My partner & I are thinking about adopting. It's something we both are really interested in. Ideally, we would be looking to adopt a 5/6 year old. We're concerned about our future child being bullied in school, for having same-sex parents.
I was wondering if anyone could share their thoughts on this important topic? Would sending our future child to a private school reduce bullying?
I would hope that this would not be an issue. My dd is in reception class, and one of her classmates has 2 dads. I answer her questions, she accepts that this is how it is, and will grow up knowing that families come in all shapes and sizes. ( as does ours, which is 'blended' , with wide age gaps, and 'cousins' used as a general catch all term, one who is adopted ) I guess very young children might find this easier to accepts than older children. I think that a lot depends on the personality and self esteem/ security of the child, as bullies exist on all types of schools and will always find some "reason" to single someone out. The response of their "victim" i guess is what determines whether they carry on. Not sure if that helps, Matt, just my thoughts :-)
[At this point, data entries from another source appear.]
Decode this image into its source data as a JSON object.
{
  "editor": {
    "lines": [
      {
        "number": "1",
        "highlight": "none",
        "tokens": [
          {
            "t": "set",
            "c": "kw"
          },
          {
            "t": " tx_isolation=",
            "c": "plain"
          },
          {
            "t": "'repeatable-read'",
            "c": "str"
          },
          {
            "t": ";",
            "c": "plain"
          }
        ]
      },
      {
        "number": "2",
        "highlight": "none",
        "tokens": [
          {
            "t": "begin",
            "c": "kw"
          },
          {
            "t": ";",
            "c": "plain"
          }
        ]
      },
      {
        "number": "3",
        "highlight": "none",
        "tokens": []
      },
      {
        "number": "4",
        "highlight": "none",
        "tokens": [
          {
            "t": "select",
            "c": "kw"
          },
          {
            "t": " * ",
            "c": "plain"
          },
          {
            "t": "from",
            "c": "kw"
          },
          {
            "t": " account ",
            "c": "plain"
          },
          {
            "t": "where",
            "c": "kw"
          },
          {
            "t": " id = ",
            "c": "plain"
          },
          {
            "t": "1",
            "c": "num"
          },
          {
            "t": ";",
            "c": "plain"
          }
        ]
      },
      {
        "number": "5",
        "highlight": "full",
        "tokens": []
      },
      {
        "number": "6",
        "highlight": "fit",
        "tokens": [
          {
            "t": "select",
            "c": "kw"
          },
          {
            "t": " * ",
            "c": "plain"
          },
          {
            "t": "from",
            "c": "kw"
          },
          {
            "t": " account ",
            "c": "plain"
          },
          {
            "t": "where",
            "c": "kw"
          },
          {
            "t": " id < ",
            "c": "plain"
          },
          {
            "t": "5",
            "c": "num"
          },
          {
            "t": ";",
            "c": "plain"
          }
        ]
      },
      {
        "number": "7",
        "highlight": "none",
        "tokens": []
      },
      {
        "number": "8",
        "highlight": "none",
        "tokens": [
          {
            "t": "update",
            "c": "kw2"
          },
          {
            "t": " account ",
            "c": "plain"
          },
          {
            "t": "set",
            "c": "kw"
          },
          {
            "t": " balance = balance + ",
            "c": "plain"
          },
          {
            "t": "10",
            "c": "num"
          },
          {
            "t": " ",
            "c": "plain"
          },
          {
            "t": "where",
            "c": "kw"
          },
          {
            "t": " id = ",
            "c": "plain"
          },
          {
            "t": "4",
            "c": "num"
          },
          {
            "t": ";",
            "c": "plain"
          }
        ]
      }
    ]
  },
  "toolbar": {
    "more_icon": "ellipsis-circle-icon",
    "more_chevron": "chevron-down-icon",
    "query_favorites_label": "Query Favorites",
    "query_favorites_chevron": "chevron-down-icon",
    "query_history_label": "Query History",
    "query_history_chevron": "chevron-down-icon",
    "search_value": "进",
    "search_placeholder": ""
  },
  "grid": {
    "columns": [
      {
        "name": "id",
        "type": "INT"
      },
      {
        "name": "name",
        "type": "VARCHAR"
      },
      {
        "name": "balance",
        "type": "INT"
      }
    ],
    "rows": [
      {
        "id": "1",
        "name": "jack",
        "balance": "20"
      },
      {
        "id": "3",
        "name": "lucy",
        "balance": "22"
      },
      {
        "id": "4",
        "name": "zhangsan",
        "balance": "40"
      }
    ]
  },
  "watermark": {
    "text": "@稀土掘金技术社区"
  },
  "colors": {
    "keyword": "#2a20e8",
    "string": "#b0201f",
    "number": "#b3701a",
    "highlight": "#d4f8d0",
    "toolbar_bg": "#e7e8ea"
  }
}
I'm a gay parent to a one year old, and do worry about bullying later on for her. However my partner and I both work in schools, and I've said on here before that I can't believe the difference between the attitudes towards gay people when I was a pupil at school, and now. I am out to my students, and it could not be of less interest to them. In my day a teacher being gay would've been A grade gossip and scandal! Unfortunately, many times it is easy to spot students who are likely to be bullied, because as tatyr says, it is about self esteem or lack thereof. I spent several years wondering if I was doing the right thing before we started our family, but after years, I gradually realised that loving and supportive parents create a stable environment for confident and happy children (regardless of gender). The fact you are thinking about this already suggests you will be incredibly loving and thoughtful parents who will help to develop confidence in your future child. HTH.